L2/01-317
From: Michel Suignard [michelsu@microsoft.com]
Sent: Tuesday, August 14, 2001 1:23 PM
To: Winkler, Arnold F
Subject: Bracket Disunification & Normalization
August 14th 2001
This is my paper on the bracket disunification and complements the paper WG2 N2345 that was presented at the last WG2 meeting and also clarifies the issues that were brillantly presently by Ken Whistler in his email titled 'Bracket Disunification & Normalization Hell'.
The issue arises mostly from the situation that characters encoded in the range 3000-303F (CJK Symbols and Punctuation) have been used historically for CJK processing, mainly for parenthetical notation. Their origin goes back to terminal display with fixed cell width, and to match the surrounding JK characters their advance width was made 'wide'. This has resulted in very precise typographic guidelines for these characters that are followed by major fonts available in these market.
Although these characters have some glyphic similarities with mathematical characters, they are not intended to be used for that purpose. Their character metric are fundamentally different:
1) They are typically full width character (EM size)
2) They have either a preceding or a following blank space (to emphasize their
parenthetical nature), and that blank space can be adjusted in text compression
expansion or even simple kerning (without text justification)
3) they use a centered baseline (instead of the low alphabetical baseline
used for most other symbols)
4) they participate in their very precise way in vertical writing. Unlike most
CJK character, they don't stay upright, but go 'sideway', using an alternate
glyph with the blank space located appropriatedly to allow typical blank space
management.
For these reasons, these characters are not compatibility characters. Mathematical characters and CJK symbols cannot be canonicalized into each other. They are basically addressing different needs. Furthermore, as pointed by Ken, the logical wide to narrow decomposition (that would parellel the full width character decomposition) cannot be used anymore as it would break normalization.
(It could be argued that some existing wide to narrow decomposition are sometimes used out of bound as the usage of both forms is very different, but this is a debate that is too late to open!)

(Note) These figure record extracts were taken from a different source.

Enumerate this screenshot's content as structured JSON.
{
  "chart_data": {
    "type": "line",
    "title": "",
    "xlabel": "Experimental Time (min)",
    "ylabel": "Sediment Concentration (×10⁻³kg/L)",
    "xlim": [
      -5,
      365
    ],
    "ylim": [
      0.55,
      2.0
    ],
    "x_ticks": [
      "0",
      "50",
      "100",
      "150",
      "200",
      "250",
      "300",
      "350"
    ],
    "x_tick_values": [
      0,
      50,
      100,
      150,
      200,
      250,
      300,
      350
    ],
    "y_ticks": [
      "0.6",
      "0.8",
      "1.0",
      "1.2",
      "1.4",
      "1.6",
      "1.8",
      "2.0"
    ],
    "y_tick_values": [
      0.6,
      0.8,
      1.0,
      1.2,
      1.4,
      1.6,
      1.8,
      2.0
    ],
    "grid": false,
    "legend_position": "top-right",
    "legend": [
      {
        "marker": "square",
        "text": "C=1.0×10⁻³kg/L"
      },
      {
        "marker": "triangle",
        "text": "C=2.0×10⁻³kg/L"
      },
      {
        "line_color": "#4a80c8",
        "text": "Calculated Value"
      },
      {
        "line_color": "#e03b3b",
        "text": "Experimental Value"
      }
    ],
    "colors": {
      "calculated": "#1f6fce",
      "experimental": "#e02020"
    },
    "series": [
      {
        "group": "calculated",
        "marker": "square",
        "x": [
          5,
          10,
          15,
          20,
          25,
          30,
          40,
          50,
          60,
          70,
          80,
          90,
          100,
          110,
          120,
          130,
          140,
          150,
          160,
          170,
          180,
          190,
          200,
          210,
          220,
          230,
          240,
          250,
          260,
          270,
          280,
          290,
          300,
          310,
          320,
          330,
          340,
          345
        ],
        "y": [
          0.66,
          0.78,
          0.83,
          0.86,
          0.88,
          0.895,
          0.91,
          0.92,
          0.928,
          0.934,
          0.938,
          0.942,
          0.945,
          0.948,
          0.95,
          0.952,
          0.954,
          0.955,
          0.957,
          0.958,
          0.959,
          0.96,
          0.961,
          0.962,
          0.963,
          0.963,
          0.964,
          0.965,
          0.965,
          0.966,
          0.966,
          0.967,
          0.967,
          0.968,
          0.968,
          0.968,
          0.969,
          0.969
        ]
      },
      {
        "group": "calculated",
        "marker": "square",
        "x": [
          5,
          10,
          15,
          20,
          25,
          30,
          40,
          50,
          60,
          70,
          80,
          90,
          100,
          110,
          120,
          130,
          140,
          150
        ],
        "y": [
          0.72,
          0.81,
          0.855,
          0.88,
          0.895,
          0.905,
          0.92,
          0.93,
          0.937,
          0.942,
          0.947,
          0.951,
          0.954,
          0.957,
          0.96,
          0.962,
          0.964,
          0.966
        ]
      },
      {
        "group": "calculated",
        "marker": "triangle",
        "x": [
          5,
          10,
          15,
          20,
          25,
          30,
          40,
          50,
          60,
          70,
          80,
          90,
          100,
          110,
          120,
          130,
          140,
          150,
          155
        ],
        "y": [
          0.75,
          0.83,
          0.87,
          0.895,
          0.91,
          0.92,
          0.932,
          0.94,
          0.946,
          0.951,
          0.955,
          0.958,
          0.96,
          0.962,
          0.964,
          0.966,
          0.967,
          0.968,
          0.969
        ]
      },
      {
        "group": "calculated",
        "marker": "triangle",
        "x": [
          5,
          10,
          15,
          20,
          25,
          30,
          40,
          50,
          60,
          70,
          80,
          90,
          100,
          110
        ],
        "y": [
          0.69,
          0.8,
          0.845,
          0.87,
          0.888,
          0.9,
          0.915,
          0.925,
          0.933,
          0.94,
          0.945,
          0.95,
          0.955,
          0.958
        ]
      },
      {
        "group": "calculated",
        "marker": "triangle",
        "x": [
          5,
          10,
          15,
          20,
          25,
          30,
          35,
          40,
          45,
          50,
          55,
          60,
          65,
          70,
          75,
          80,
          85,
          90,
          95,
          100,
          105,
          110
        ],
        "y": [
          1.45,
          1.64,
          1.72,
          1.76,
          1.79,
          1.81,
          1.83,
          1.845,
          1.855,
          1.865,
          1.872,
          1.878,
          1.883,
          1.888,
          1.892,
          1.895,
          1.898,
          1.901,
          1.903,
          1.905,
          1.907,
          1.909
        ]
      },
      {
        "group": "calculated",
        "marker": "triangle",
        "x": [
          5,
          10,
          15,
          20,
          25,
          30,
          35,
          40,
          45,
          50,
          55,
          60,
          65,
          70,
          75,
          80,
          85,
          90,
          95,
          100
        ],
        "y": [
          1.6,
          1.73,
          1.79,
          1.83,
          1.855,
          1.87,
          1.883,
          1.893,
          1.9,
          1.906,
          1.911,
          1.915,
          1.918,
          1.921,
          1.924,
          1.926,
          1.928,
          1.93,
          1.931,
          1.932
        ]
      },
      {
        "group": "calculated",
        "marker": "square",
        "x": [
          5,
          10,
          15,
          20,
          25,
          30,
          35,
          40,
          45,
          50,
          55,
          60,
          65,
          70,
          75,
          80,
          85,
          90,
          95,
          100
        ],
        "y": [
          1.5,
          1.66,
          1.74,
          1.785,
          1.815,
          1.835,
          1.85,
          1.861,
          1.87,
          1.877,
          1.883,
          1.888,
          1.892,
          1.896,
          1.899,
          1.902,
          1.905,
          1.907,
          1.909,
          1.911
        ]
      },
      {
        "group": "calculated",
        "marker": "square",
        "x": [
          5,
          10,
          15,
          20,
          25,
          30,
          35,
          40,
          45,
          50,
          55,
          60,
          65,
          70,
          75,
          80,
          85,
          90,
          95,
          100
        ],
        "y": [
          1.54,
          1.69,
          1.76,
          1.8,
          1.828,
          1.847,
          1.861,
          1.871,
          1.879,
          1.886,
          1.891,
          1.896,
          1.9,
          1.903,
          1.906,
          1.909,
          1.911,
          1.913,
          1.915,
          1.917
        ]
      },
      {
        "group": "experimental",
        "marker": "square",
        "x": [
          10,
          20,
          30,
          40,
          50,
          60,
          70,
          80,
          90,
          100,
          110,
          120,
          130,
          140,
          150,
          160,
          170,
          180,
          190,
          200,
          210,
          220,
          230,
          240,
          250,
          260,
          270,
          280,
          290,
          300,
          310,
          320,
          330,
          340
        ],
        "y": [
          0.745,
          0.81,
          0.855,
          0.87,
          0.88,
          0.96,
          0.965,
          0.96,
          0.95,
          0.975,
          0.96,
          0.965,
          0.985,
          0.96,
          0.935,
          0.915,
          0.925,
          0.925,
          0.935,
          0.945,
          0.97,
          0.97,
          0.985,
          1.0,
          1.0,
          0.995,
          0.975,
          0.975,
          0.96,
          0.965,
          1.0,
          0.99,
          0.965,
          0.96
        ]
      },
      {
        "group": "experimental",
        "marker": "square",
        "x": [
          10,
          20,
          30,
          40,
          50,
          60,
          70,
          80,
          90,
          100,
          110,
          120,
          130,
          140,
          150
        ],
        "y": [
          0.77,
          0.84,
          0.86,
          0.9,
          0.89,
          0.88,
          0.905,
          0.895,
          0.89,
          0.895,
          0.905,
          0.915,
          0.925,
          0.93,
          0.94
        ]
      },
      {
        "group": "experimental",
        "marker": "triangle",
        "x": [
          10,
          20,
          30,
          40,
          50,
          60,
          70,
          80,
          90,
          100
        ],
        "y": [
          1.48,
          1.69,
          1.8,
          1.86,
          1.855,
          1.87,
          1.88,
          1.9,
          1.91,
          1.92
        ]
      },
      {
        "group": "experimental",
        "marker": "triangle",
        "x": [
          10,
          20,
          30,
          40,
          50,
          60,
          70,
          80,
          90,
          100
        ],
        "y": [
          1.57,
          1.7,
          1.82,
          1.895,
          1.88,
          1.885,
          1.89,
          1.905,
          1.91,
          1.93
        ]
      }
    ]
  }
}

The author has no strong preference for the addition of extra CJK symbols for the 'double left/right parenthesis'. One set has to be encoded in the Miscellaneous Mathematical Block (29xx range) for mathematical use. A CJK version is probaly required but further study in the expected typographic behavior of the JIS 213 CJK white left/right parenthesis should be done before final decision. This can still be done before the disposition of comment of the FPDAM1.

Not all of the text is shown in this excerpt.